Como complemento, no sé si ponerlo acá, pero también comparto la forma para acceder al *Modo de Servicio*, *Inicio*, *Encendido* de las TV LG por medio de audios empleando LEDs infrarojos.

Prueben con una contraseña diferente si es necesario, al del aporte de DarkBytes. por defecto es "0000" pero si no funciona, prueben uno de los siguientes códigos:
0413 (Proporcionado por DarkBytes)
7777
8741
8743
8878


----------



## D@rkbytes (Ene 13, 2022)

Ajunto el Código Fuente en C.  (PIC C Compiler de CCS)

Con él podrán, adaptarlo a otro microcontrolador, modificarlo y hacer lo que quieran. (Licencia abierta "By Me")
También adjunto el proyecto del circuito impreso en Proteus 8.12


heidyvanesa19 dijo:


> Como complemento, no sé si ponerlo acá, pero también comparto la forma para acceder al *Modo de Servicio*, *Inicio*, *Encendido* de las TV LG por medio de audio empleando LED infrarrojos.
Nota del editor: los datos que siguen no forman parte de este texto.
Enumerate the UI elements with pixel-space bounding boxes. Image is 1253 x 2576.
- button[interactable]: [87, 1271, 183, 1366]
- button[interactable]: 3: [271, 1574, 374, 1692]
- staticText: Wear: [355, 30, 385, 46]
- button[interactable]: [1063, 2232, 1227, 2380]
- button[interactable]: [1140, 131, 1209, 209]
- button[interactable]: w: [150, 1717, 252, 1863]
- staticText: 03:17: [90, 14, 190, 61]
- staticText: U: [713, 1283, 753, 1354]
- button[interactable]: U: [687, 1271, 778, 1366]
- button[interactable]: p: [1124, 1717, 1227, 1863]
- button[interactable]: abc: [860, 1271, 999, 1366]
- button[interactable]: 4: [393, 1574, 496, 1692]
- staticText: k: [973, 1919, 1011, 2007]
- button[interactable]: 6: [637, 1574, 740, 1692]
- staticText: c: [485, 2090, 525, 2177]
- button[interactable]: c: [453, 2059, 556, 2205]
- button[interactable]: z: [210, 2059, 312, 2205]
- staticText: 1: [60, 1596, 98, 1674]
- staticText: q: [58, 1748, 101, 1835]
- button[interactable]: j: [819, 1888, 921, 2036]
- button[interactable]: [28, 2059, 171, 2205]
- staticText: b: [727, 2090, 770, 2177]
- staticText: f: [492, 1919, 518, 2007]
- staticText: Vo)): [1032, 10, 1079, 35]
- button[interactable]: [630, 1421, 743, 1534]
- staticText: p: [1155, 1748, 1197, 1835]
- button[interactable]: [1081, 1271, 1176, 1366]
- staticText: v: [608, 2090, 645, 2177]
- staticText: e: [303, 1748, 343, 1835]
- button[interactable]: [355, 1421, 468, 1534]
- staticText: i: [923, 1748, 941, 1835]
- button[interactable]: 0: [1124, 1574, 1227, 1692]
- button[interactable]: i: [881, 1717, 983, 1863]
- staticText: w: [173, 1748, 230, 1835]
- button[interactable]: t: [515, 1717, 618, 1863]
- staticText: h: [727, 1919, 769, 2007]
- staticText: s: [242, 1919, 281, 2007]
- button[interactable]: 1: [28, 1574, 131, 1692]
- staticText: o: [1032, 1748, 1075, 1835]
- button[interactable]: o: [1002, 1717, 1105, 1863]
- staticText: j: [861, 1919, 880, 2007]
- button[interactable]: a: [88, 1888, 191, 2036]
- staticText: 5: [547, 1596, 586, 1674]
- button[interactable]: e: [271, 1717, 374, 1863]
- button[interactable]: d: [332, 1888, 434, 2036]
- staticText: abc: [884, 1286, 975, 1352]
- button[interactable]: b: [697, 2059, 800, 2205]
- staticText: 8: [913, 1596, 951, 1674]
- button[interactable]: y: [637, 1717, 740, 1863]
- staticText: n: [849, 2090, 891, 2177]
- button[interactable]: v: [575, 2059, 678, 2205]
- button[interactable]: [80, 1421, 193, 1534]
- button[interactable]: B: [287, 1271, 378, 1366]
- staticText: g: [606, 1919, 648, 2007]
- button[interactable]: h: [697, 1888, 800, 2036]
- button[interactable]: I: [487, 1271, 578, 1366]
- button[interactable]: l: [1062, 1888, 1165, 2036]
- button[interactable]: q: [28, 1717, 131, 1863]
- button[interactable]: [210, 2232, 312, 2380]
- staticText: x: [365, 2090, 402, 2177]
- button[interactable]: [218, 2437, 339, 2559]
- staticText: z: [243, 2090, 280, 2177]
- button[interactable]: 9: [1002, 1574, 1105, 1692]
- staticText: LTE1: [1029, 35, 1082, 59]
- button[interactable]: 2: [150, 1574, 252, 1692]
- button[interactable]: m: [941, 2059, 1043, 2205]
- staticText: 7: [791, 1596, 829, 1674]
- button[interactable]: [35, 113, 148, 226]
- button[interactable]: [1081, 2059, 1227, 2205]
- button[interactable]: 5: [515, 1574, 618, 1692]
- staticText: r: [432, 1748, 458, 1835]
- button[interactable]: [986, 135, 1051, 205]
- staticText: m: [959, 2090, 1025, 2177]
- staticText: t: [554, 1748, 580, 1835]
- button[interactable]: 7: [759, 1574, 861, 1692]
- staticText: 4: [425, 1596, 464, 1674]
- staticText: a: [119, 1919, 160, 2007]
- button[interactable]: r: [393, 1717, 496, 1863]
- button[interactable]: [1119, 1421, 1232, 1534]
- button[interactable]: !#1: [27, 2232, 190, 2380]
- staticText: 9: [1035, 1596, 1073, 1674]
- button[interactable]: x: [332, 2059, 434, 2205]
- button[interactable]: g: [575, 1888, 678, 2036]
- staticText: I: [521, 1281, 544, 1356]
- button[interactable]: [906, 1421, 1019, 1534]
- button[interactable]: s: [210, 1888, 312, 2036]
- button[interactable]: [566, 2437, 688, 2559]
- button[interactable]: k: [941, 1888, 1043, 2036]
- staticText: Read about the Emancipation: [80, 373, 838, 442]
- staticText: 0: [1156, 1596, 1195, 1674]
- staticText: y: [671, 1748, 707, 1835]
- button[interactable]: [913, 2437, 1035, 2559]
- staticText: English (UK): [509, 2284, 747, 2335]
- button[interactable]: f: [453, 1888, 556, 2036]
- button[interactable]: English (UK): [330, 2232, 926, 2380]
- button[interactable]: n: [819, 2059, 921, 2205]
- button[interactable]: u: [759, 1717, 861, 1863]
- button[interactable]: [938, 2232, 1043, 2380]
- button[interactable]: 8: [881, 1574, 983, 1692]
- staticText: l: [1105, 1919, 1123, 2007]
Eso está por aquí: *Acceder al modo de servicio TV LG*


----------



## gabriel318c (May 30, 2022)

Hola buenas tardes alguien sabe como salir del modo factory con el led infrarrojo? Muchas Gracias por responder


----------



## D@rkbytes (May 30, 2022)

Con la tecla "Exit" del control remoto.
En otros casos, con la tecla "In-Stop"


----------



## haroldwil (Oct 12, 2022)

Buenas tardes*. ¿C*ómo puedo restablecer la configuración de modo de servicio*? M*i TV LG 32LF15R no da imagen.
Gracias*.*


----------



## Axel31 (Oct 12, 2022)

He leído esto, puede que funcione (o puede que no), en esta página web:








						Mi televisor LG se enciende pero la pantalla permanece negra, ¿qué debo hacer? - restartatorium.com
					

La marca LG es una verdadera pionera en la industria de la electrónica de consumo. Con su excelente relación calidad / precio, su objetivo es comercializar televisores fiables y de alto rendimiento que sean accesibles para la mayor cantidad de personas posible. A pesar de su muy buena...




					restartatorium.com
				




Hola, tengo un LG LCD mod. 32lg2000 se enciende pero no hay imagen. También ves el encendido parpadeando pero al apretar los botones no sale ni la linea de volumen ni los canales ni nada. Una vez leí que presionando ciertos botones en el control remoto o en el televisor podría tener la solución. Lo intenté una vez y funcionó bien. No recuerdo qué botones eran. Gracias

e.brou
Abril 28, 2022 a 4: 26
Hola,
Después de desconectar la alimentación de la toma eléctrica, espere 1 minuto y vuelva a conectar la televisión, puede intentar mantener presionado el botón de encendido/apagado durante 1 minuto (televisión apagada).


----------



## D@rkbytes (Oct 12, 2022)

haroldwil dijo:


> *¿C*ómo puedo restablecer la configuración de modo de servicio*? M*i TV LG 32LF15R no da imagen.


Eso no suele suceder comúnmente por motivos de configuración.
A menos de que se haya entrado al modo de servicio y se haya cambiado el tipo de panel LCD.
Lo más probable es que el backlight esté fallando.


----------